Oui, bien sûr, on peut parler d’un échec à réconcilier la France, mais ce serait très superficiel de s’en tenir là. Lors de son discours d’investiture en mai 2017, le président Macron annonçait : « La première [exigence] sera de rendre aux Français cette confiance en eux, depuis trop longtemps affaiblie. Les Françaises et les Français qui se sentent oubliés par ce vaste mouvement du monde devront se voir mieux protégés. » Or, le phénomène Didier Raoult soudain surgi en 2020 à l’occasion de la crise du covid19 incarne une France déchirée au plus profond de sa chair comme elle ne l’a jamais été, entre les « élites » (ou supposées telles), parisianistes, intellectuelles, politiques, médiatiques, post frontières, qui n’ont de cesse que de vomir leur mépris envers le professeur Raoult et une France profonde qui s’identifie largement dans le provincial, paria de la science et de la médecine, à l’allure déjantée, non conformiste, vomi par les comités et revues scientifiques officiels. Mais cette rupture qui s’était déjà exacerbée avec la crise des Gilets Jaunes, n’est pas de la seule responsabilité de la présidence Macron. Elle est bien plus ancienne. Déjà Jacques Chirac fut élu en 1995 pour combattre la « fracture sociale » entre les élites et le peuple. Depuis, les choses n’ont jamais fait que s’aggraver au point d’atteindre aujourd’hui leur paroxysme.

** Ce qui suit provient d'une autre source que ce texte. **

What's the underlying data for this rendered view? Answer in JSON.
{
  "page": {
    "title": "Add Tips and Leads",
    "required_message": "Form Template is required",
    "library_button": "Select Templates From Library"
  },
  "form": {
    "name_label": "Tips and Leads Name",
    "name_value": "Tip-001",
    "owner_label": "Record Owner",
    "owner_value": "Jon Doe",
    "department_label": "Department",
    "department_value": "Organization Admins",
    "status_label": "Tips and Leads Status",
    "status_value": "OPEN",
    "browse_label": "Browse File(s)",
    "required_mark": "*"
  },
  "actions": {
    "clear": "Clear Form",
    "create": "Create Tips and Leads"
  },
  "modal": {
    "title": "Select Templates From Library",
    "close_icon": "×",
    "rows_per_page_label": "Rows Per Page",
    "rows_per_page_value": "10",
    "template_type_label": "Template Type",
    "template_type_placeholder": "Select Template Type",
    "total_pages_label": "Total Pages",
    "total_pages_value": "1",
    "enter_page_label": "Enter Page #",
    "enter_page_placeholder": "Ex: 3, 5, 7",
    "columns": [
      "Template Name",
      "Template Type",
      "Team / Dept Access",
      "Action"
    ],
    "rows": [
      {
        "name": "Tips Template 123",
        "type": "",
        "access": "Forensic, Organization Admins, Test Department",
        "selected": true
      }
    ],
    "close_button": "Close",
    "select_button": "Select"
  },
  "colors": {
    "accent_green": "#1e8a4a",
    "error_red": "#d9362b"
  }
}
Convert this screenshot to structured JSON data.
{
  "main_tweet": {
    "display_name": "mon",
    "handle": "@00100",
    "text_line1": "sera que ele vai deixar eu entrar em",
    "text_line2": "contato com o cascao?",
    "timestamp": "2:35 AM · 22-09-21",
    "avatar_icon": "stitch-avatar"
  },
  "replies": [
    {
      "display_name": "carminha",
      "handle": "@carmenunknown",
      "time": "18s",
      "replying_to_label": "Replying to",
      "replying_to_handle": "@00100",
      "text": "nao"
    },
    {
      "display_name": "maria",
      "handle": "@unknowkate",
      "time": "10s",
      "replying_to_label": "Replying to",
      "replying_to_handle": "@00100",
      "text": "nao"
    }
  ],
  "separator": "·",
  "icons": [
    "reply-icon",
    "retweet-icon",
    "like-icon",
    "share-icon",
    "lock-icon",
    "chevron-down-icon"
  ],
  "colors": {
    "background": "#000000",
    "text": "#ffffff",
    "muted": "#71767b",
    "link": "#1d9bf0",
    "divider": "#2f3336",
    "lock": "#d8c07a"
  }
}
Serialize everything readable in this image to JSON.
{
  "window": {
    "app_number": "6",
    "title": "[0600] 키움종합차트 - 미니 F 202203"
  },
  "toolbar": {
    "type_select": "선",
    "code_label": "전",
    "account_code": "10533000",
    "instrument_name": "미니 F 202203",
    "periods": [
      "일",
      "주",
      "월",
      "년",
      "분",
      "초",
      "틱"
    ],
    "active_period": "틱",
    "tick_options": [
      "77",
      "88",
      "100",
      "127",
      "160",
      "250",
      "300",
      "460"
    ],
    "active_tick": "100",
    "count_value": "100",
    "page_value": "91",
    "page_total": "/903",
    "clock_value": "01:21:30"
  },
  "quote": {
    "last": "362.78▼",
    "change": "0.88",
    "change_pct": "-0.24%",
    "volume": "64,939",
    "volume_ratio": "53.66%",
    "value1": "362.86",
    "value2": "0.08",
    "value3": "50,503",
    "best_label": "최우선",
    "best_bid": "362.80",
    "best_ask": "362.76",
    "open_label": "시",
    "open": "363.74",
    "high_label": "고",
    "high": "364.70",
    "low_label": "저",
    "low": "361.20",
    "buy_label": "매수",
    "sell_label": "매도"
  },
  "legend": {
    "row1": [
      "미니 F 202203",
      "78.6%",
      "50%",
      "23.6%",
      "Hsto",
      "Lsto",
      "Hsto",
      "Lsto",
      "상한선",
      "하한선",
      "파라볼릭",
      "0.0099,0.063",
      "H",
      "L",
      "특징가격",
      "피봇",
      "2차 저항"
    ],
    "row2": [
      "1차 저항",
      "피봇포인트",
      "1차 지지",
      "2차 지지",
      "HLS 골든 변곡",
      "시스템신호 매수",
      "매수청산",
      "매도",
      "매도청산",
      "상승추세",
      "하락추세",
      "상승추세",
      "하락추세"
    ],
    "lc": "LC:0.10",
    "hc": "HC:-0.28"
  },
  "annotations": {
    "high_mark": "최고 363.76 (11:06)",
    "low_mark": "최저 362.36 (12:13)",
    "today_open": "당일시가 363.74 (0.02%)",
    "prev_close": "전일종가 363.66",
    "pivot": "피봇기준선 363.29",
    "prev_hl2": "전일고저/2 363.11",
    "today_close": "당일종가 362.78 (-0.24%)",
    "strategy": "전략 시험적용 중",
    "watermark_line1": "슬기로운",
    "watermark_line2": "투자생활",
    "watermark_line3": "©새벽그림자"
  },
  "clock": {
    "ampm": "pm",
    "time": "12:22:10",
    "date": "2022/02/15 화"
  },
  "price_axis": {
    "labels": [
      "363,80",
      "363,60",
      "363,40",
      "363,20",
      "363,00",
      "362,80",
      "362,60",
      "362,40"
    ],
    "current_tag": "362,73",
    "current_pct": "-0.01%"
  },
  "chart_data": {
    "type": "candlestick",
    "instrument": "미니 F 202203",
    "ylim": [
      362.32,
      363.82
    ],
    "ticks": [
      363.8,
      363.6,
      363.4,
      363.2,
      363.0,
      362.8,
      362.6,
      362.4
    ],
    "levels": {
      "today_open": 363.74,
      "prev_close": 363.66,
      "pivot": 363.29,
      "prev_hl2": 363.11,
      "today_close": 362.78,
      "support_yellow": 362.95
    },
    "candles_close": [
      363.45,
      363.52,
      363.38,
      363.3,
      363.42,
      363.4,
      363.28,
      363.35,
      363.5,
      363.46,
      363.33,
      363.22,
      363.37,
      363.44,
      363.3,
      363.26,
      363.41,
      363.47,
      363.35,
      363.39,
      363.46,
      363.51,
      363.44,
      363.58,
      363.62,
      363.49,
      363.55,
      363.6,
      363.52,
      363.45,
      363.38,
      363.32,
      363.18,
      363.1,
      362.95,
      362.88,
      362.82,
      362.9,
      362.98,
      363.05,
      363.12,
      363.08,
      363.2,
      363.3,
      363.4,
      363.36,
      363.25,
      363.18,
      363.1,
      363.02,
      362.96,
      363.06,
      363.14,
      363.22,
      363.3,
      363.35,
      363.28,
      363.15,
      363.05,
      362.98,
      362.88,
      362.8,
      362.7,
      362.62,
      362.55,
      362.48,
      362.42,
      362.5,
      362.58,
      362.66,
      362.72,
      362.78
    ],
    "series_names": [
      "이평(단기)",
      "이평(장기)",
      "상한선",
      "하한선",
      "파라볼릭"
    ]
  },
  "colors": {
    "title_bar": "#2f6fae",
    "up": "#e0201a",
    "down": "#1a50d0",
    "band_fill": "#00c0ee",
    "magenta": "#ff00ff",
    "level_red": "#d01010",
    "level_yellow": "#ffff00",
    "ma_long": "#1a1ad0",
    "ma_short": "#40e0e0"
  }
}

- La polarisation du débat entre pro et opposant au professeur Raoult sur le plan de la croyance plutôt que sur le plan de la vérité scientifique est-elle symptomatique de l’esprit politique français?
Les Français sont connus pour être un peuple divisé, capables d’affrontements idéologiques violents. Nous pensons par exemple à l’affaire Dreyfus à la fin du XIXe siècle, une monstrueuse machination contre le capitaine Dreyfus, une erreur judiciaire sur laquelle se greffe un conflit idéologique entre les Intellectuels et les défenseurs de l’Armée qui va déchirer la France pendant des années. Autour de la chloroquine et du professeur Raoult, c’est la première fois, il me semble, que l’idéologie vient se greffer sur un médicament et parasiter le travail scientifique. C’est la première fois que le pays se déchire avec une violence inouïe sur un tel sujet. Les insultes proférées contre Didier Raoult, l’homme qui dérange, atteignent un niveau de mépris, de bêtise et de haine qui dépasse l’entendement. Il faut voir dans cet embrasement, cette mutation en querelle idéologique d’un problème de médicament qui aurait dû rester purement scientifique et médical, laissé à l’appréciation des médecins, un signe de l’abêtissement collectif des « élites » françaises. Ne pas être capable d’opérer une séparation entre les sujets d’ordre idéologique d’une part et médical ou scientifique d’autre part, est un signe patent du déclin intellectuel mais aussi de l’hystérisation de notre société médiatique.
- Quel a été l’impact politique de la décridibilisation par l’OMS de l’usage de la chloroquine dans le traitement du coronavirus ? Quelles en seront les conséquences ?
Le plus grave, c’est la perte de confiance dans les institutions. Les Français ont depuis longtemps perdu confiance dans les media, les partis politiques, les syndicats, comme le révèlent tous les sondages. Aujourd’hui, ce sont les plus hautes solennités scientifiques qui sont mises en cause, l’OMS impliquée dans des querelles entre la Chine et les Etats-Unis, voire même la célèbre revue Lancets et divers comités scientifiques multiplient les études selon lesquelles le traitement du professeur Raoult serait inefficace voire dangereux. En revanche, d’autres scientifiques, hors institution officielles et des médecins affirment exactement le contraire et avoir obtenus des résultats favorables en utilisant le traitement selon le mode prescrit. L’acharnement des institutions à vouloir décrédibiliser le docteur Raoult en devient suspect aux yeux de l’opinion publique. De graves questions se présentent aujourd’hui : pourquoi le sujet n’est-il pas resté strictement d’ordre médical ? Pourquoi a-t-il fallu quel les passions idéologiques viennent se greffer sur le sujet ? Pourquoi, comme devant chaque maladie, n’a-t-on pas respecté la liberté de prescription des médecins qui sont eux-mêmes des scientifiques au contact de leurs patients et les plus à même de juger de l’efficacité d’un traitement sur eux? Tout ceci est le signe d’un pays en perdition : faute de s’être donné les moyens de lutter contre le fléau d’une épidémie (masques, tests de dépistage, places de réanimation), il préfère se vautrer dans des querelles lamentables qui n’ont pas lieu d’être.